Ça grince dans la majorité
L’aile gauche de la majorité, pourtant, grince déjà. Et c’est même François Bayrou, pas suspecté d’être un dangereux gauchiste, qui est monté au créneau lundi. "Il me semble que le texte est déséquilibré. Et ceci n'est pas juste", a estimé le président du MoDem sur Europe 1, rappelant au passage son statut d’allié du chef de l’Etat lors de la présidentielle. "Il faut retrouver la logique qu'Emmanuel Macron a défendue devant les Français et dont je sais qu'il y était attaché puisque nous avons fait la campagne ensemble. Cette réorientation nécessaire et je suis certain que l’Assemblée nationale peut le faire", a-t-il lancé.

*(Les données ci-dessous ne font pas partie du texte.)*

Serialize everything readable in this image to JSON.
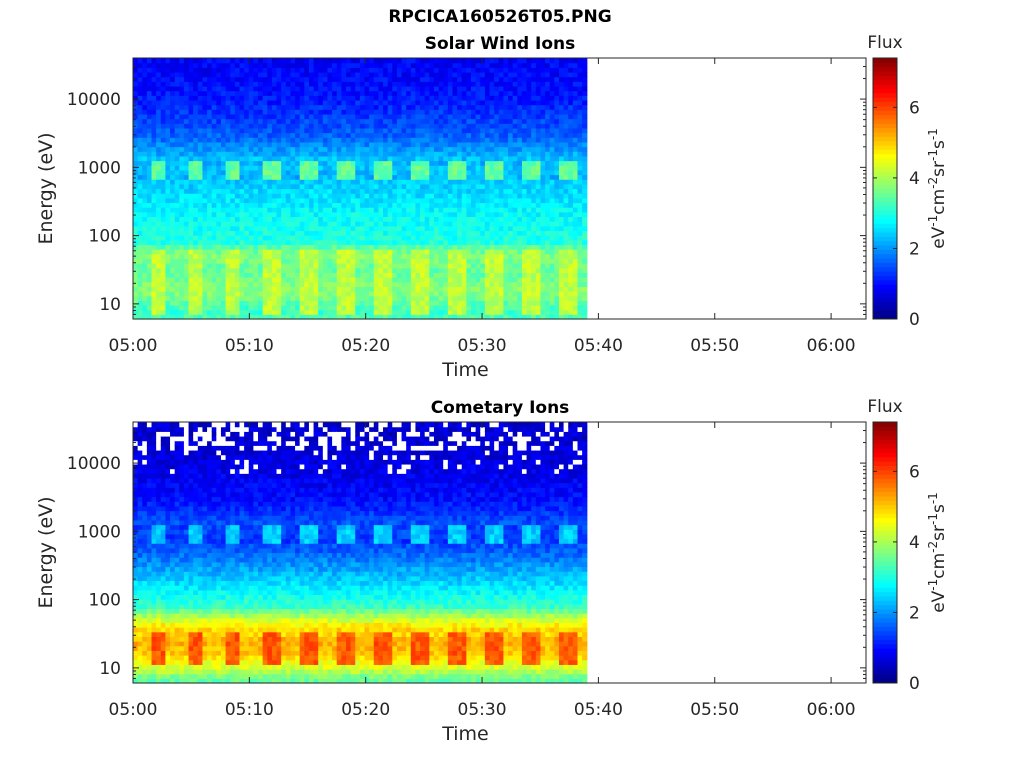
{
  "figure": {
    "title": "RPCICA160526T05.PNG"
  },
  "chart_data": [
    {
      "type": "heatmap",
      "title": "Solar Wind Ions",
      "xlabel": "Time",
      "ylabel": "Energy (eV)",
      "y_scale": "log",
      "ylim": [
        6,
        40000
      ],
      "xlim": [
        "05:00",
        "06:03"
      ],
      "x_ticks": [
        "05:00",
        "05:10",
        "05:20",
        "05:30",
        "05:40",
        "05:50",
        "06:00"
      ],
      "y_ticks": [
        "10",
        "100",
        "1000",
        "10000"
      ],
      "data_extent_time": [
        "05:00",
        "05:39"
      ],
      "colorbar": {
        "title": "Flux",
        "label": "eV-1cm-2sr-1s-1",
        "range": [
          0,
          7.4
        ],
        "ticks": [
          "0",
          "2",
          "4",
          "6"
        ],
        "colormap": "jet"
      },
      "features": [
        {
          "energy_range_eV": [
            700,
            1300
          ],
          "flux_level": 3.6,
          "pattern": "pulsed",
          "period_min": 3.2
        },
        {
          "energy_range_eV": [
            7,
            60
          ],
          "flux_level": 4.2,
          "pattern": "pulsed",
          "period_min": 3.2
        }
      ],
      "profile": {
        "energy_eV": [
          7,
          15,
          30,
          55,
          80,
          200,
          600,
          1000,
          3000,
          10000,
          30000
        ],
        "flux": [
          3.3,
          4.0,
          3.7,
          4.0,
          3.0,
          2.8,
          2.4,
          2.6,
          1.6,
          1.1,
          0.9
        ]
      }
    },
    {
      "type": "heatmap",
      "title": "Cometary Ions",
      "xlabel": "Time",
      "ylabel": "Energy (eV)",
      "y_scale": "log",
      "ylim": [
        6,
        40000
      ],
      "xlim": [
        "05:00",
        "06:03"
      ],
      "x_ticks": [
        "05:00",
        "05:10",
        "05:20",
        "05:30",
        "05:40",
        "05:50",
        "06:00"
      ],
      "y_ticks": [
        "10",
        "100",
        "1000",
        "10000"
      ],
      "data_extent_time": [
        "05:00",
        "05:39"
      ],
      "colorbar": {
        "title": "Flux",
        "label": "eV-1cm-2sr-1s-1",
        "range": [
          0,
          7.4
        ],
        "ticks": [
          "0",
          "2",
          "4",
          "6"
        ],
        "colormap": "jet"
      },
      "features": [
        {
          "energy_range_eV": [
            12,
            35
          ],
          "flux_level": 5.9,
          "pattern": "pulsed",
          "period_min": 3.2
        },
        {
          "energy_range_eV": [
            40,
            60
          ],
          "flux_level": 4.6,
          "pattern": "continuous"
        },
        {
          "energy_range_eV": [
            700,
            1300
          ],
          "flux_level": 2.5,
          "pattern": "pulsed",
          "period_min": 3.2
        }
      ],
      "profile": {
        "energy_eV": [
          7,
          15,
          25,
          45,
          80,
          200,
          600,
          1000,
          3000,
          10000,
          30000
        ],
        "flux": [
          3.5,
          5.2,
          5.5,
          4.6,
          3.2,
          2.4,
          1.5,
          1.7,
          1.0,
          0.7,
          0.6
        ]
      }
    }
  ]
}
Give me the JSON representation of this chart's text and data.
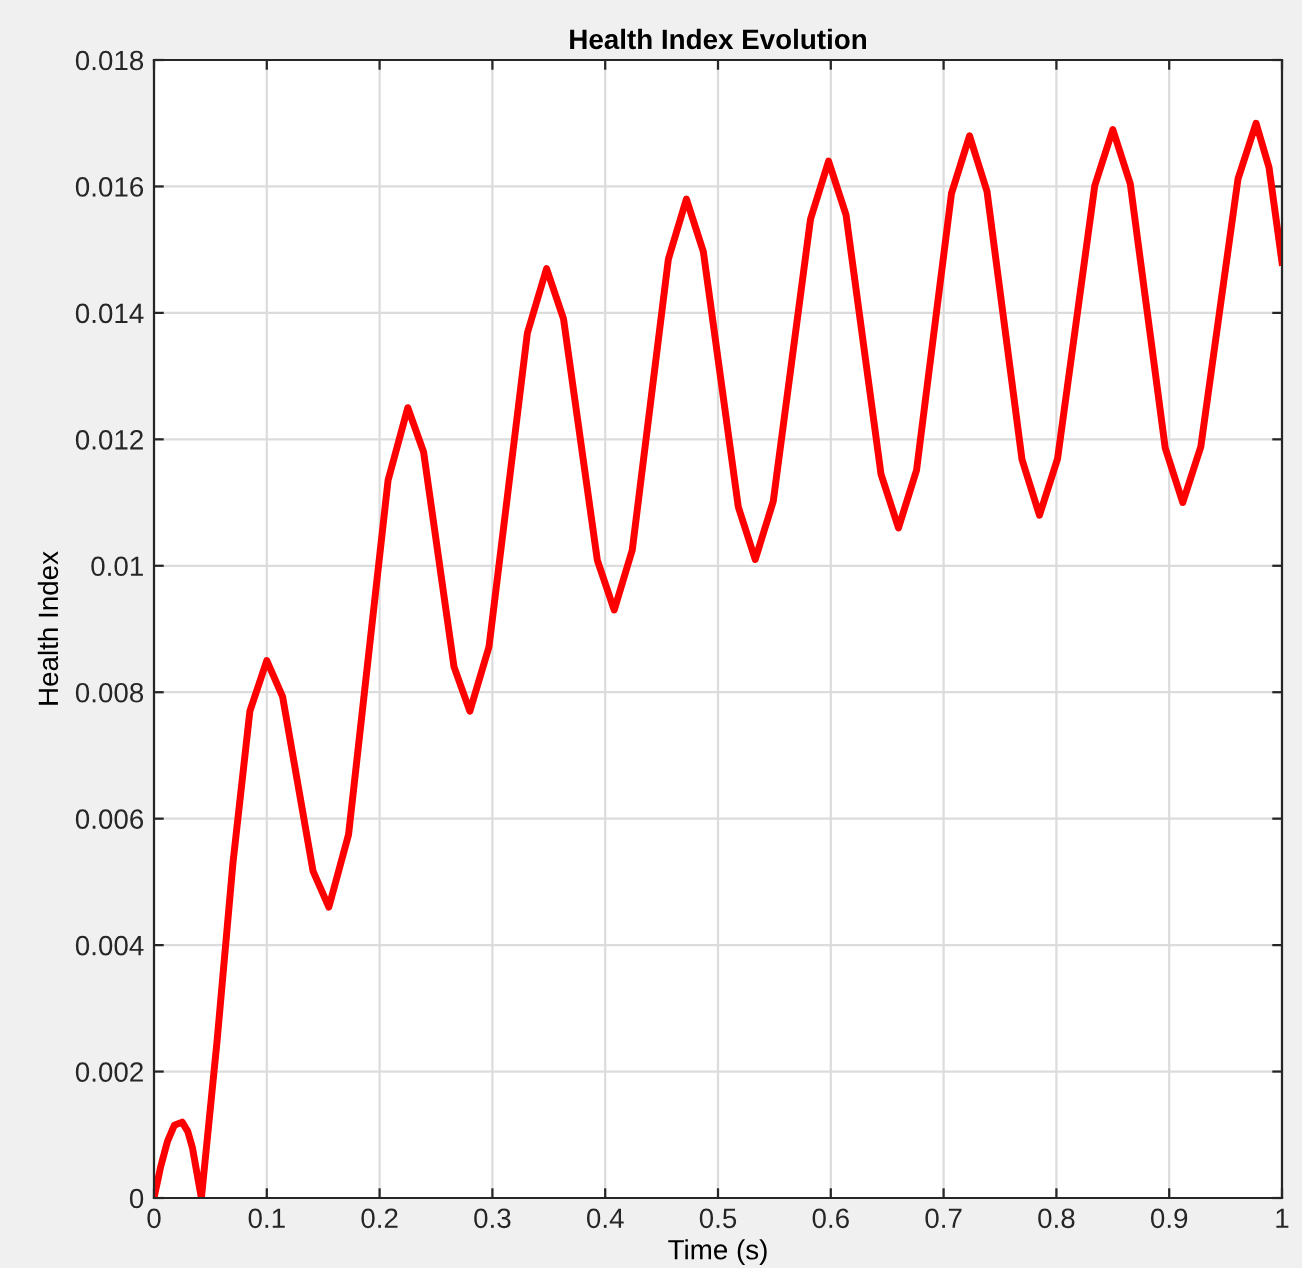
{
  "chart_data": {
    "type": "line",
    "title": "Health Index Evolution",
    "xlabel": "Time (s)",
    "ylabel": "Health Index",
    "series": [
      {
        "color": "#ff0000",
        "x": [
          0,
          0.006,
          0.012,
          0.018,
          0.025,
          0.03,
          0.034,
          0.038,
          0.042,
          0.056,
          0.07,
          0.085,
          0.1,
          0.114,
          0.1275,
          0.141,
          0.155,
          0.1725,
          0.19,
          0.2075,
          0.225,
          0.239,
          0.2525,
          0.266,
          0.28,
          0.297,
          0.314,
          0.331,
          0.348,
          0.363,
          0.378,
          0.393,
          0.408,
          0.424,
          0.44,
          0.456,
          0.472,
          0.487,
          0.5025,
          0.518,
          0.533,
          0.549,
          0.5655,
          0.582,
          0.598,
          0.6135,
          0.629,
          0.6445,
          0.66,
          0.676,
          0.6915,
          0.707,
          0.723,
          0.7385,
          0.754,
          0.7695,
          0.785,
          0.801,
          0.8175,
          0.834,
          0.85,
          0.8655,
          0.881,
          0.8965,
          0.912,
          0.928,
          0.9445,
          0.961,
          0.977,
          0.9885,
          1.0
        ],
        "values": [
          0,
          0.0005,
          0.0009,
          0.00115,
          0.0012,
          0.00105,
          0.0008,
          0.0004,
          0,
          0.0025,
          0.0053,
          0.0077,
          0.0085,
          0.00793,
          0.00655,
          0.00517,
          0.0046,
          0.00575,
          0.00855,
          0.01135,
          0.0125,
          0.0118,
          0.0101,
          0.0084,
          0.0077,
          0.00872,
          0.0112,
          0.01368,
          0.0147,
          0.01391,
          0.012,
          0.01009,
          0.0093,
          0.01025,
          0.01255,
          0.01485,
          0.0158,
          0.01497,
          0.01295,
          0.01093,
          0.0101,
          0.01102,
          0.01325,
          0.01548,
          0.0164,
          0.01555,
          0.0135,
          0.01145,
          0.0106,
          0.01151,
          0.0137,
          0.01589,
          0.0168,
          0.01592,
          0.0138,
          0.01168,
          0.0108,
          0.01169,
          0.01385,
          0.01601,
          0.0169,
          0.01604,
          0.01395,
          0.01186,
          0.011,
          0.01188,
          0.014,
          0.01612,
          0.017,
          0.0163,
          0.0148
        ]
      }
    ],
    "xlim": [
      0,
      1
    ],
    "xticks": [
      0,
      0.1,
      0.2,
      0.3,
      0.4,
      0.5,
      0.6,
      0.7,
      0.8,
      0.9,
      1
    ],
    "ylim": [
      0,
      0.018
    ],
    "yticks": [
      0,
      0.002,
      0.004,
      0.006,
      0.008,
      0.01,
      0.012,
      0.014,
      0.016,
      0.018
    ],
    "grid": true,
    "marker": "none",
    "line_style": "solid",
    "legend": false
  }
}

"Ce n’est pas possible". François Bayrou a ainsi rejoint d’autres membres de la majorité qui ont fait entendre leur embarras, sinon leur gêne, face au sujet. "Ce n'est pas possible! Des symboles de ce genre doivent être beaucoup plus taxés", avait ainsi tonné vendredi Joël Giraud, rapporteur du budget, venu du Parti radical de gauche. Il a été rejoint dimanche par François de Rugy, président de l’Assemblée nationale.
Pas question de réélargir l’ISF. Sans doute conscient des risques politiques, Bruno Le Maire et Gérald Darmanin ont tous deux ouvert la porte dimanche à des ajustements, qui permettraient in fine de taxer les biens de grand luxe. Avec une réserve : il ne s’agirait pas de les réintégrer dans le calcul de l’ISF, mais de durcir des taxes déjà existantes. "Un véhicule à grosse cylindrée, on peut durcir le malus sur la pollution. Je suis également prêt à envisager une nouvelle tranche pour la taxe de francisation, en fonction de la taille du bateau", a ainsi glissé Bruno Le Marie sur LCI.